My drying procedure is to slice up stale sourdough and bake it on parchment-lined trays in a 100C oven (non fan forced) for two to three hours. Often I’ll set the timer and go to bed, and Big Boy will turn the heat off for me when it’s ready. The bread then stays in the oven until the following morning. And in case you’re wondering, my electrical engineer husband assures me that this is quite an economical use of the oven (particularly in winter, when it helps to heat the kitchen and dining room as well).

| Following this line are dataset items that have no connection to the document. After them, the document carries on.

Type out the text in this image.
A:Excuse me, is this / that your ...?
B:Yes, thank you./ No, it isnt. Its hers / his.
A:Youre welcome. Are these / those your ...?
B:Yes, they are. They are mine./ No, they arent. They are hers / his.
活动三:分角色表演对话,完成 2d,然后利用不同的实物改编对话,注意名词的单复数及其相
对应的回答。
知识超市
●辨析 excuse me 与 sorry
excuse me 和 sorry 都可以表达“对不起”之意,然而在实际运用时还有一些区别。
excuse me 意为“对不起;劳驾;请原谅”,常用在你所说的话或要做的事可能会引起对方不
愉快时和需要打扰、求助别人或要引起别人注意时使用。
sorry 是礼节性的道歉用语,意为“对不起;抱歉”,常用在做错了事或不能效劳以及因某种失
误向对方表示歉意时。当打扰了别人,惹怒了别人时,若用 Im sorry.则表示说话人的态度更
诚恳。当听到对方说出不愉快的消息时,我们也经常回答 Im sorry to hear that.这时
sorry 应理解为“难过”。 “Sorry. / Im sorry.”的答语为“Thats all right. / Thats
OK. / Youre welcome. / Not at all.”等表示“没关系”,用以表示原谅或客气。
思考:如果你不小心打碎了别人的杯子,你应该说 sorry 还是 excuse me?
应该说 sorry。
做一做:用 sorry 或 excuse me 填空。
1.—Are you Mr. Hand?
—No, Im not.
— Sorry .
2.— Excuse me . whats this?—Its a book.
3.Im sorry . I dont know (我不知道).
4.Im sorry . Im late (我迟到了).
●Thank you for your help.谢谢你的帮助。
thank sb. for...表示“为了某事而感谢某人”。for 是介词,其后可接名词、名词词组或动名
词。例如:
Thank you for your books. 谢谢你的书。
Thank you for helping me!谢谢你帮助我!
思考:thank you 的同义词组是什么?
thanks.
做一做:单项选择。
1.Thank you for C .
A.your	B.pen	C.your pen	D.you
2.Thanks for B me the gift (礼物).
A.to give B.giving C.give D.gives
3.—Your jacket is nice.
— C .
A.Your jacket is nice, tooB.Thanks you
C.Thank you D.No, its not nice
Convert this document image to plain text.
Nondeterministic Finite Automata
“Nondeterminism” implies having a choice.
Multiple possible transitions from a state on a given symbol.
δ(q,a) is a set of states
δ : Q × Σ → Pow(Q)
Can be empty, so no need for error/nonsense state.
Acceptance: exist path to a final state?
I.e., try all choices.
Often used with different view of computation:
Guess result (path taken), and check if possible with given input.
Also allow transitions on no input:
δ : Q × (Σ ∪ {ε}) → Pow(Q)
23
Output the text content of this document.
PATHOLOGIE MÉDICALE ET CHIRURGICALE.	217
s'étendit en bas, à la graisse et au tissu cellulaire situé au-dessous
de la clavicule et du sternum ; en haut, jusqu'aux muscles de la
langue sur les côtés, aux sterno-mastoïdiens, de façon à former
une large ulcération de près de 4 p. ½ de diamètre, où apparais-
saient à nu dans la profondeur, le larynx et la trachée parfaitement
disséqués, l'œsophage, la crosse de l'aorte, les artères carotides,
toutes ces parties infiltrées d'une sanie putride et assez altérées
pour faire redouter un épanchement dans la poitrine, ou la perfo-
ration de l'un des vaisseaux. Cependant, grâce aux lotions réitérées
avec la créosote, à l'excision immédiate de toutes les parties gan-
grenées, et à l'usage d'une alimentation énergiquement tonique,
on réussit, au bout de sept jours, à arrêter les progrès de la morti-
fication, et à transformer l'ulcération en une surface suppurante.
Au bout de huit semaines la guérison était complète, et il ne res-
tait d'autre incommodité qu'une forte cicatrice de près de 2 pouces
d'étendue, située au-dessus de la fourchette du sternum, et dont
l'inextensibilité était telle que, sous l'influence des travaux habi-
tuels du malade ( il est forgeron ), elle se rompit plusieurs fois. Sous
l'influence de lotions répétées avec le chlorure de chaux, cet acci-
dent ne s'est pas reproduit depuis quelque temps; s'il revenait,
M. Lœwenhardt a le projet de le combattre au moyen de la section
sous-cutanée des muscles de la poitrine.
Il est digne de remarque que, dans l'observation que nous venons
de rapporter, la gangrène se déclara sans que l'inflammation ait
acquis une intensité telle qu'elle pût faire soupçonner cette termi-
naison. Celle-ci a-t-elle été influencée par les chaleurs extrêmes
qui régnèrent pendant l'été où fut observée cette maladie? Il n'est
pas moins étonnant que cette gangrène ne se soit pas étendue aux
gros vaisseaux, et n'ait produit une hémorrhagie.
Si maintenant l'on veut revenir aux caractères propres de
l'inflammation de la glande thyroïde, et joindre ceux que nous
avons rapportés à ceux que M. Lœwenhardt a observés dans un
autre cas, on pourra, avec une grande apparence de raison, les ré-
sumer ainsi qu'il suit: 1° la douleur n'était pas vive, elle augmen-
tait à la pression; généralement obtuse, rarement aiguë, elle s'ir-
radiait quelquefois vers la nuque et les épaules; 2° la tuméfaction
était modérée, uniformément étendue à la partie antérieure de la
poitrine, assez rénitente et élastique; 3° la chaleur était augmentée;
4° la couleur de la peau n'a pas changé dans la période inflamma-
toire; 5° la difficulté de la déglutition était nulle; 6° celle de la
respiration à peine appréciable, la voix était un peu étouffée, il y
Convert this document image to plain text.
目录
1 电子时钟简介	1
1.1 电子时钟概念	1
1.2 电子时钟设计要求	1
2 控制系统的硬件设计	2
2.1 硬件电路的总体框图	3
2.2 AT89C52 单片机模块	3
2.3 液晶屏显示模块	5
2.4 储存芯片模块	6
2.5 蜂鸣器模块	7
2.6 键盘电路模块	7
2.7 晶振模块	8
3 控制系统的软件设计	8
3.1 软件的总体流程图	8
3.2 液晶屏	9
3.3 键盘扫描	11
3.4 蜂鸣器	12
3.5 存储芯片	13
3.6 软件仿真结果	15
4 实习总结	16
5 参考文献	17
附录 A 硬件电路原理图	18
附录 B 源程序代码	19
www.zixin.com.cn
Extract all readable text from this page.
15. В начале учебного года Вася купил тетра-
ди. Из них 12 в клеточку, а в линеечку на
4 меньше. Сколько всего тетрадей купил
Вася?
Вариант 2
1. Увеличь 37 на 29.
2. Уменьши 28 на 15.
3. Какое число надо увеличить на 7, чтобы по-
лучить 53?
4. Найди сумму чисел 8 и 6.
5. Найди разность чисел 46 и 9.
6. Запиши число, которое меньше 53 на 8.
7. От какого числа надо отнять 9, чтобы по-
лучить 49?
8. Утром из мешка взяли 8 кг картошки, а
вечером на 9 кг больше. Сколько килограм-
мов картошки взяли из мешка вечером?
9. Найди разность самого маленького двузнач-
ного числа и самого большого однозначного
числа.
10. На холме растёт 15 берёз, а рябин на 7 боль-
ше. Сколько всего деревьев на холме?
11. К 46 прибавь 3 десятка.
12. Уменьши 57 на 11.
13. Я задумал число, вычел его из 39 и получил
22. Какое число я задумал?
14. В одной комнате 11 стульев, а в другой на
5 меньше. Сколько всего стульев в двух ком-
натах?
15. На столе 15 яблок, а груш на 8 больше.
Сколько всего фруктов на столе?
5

The little baguette crisps are perfect for topping with paté or tapenade. Dried focaccia tends to taste fried because of the higher oil content, and both my sons find it irresistible. Any excess dried bread is blitzed in the food processor to form fine bread crumbs, which are then used to coat flathead fillets on fish and chip nights.

Last night, a handful of the breadcrumbs went into meatballs – these were baked in a chipotle chilli and tomato sauce until tender, then sandwiched in sourdough baguettes with wilted spinach and provolone cheese. After assembling, the rolls were wrapped in foil and heated in the oven to melt the cheese and toast the baguettes. With the addition of another 1998 shiraz uncovered in the recent cellar tidy up, we feasted like royalty!
Dried bread is now as much a staple in our house as fresh sourdough. As long as the slices are bone dry, they’ll store for ages in airtight containers, providing a wonderful alternative to bought crackers. It’s also the perfect thing to make from failed bread experiments – I once made a whole container of nut flavoured crackers from a heavier than expected loaf of walnut bread. It was the perfect accompaniment to cheese.
Best of all, I can continue to bake like a crazy women, knowing that none of the bread will ever get wasted!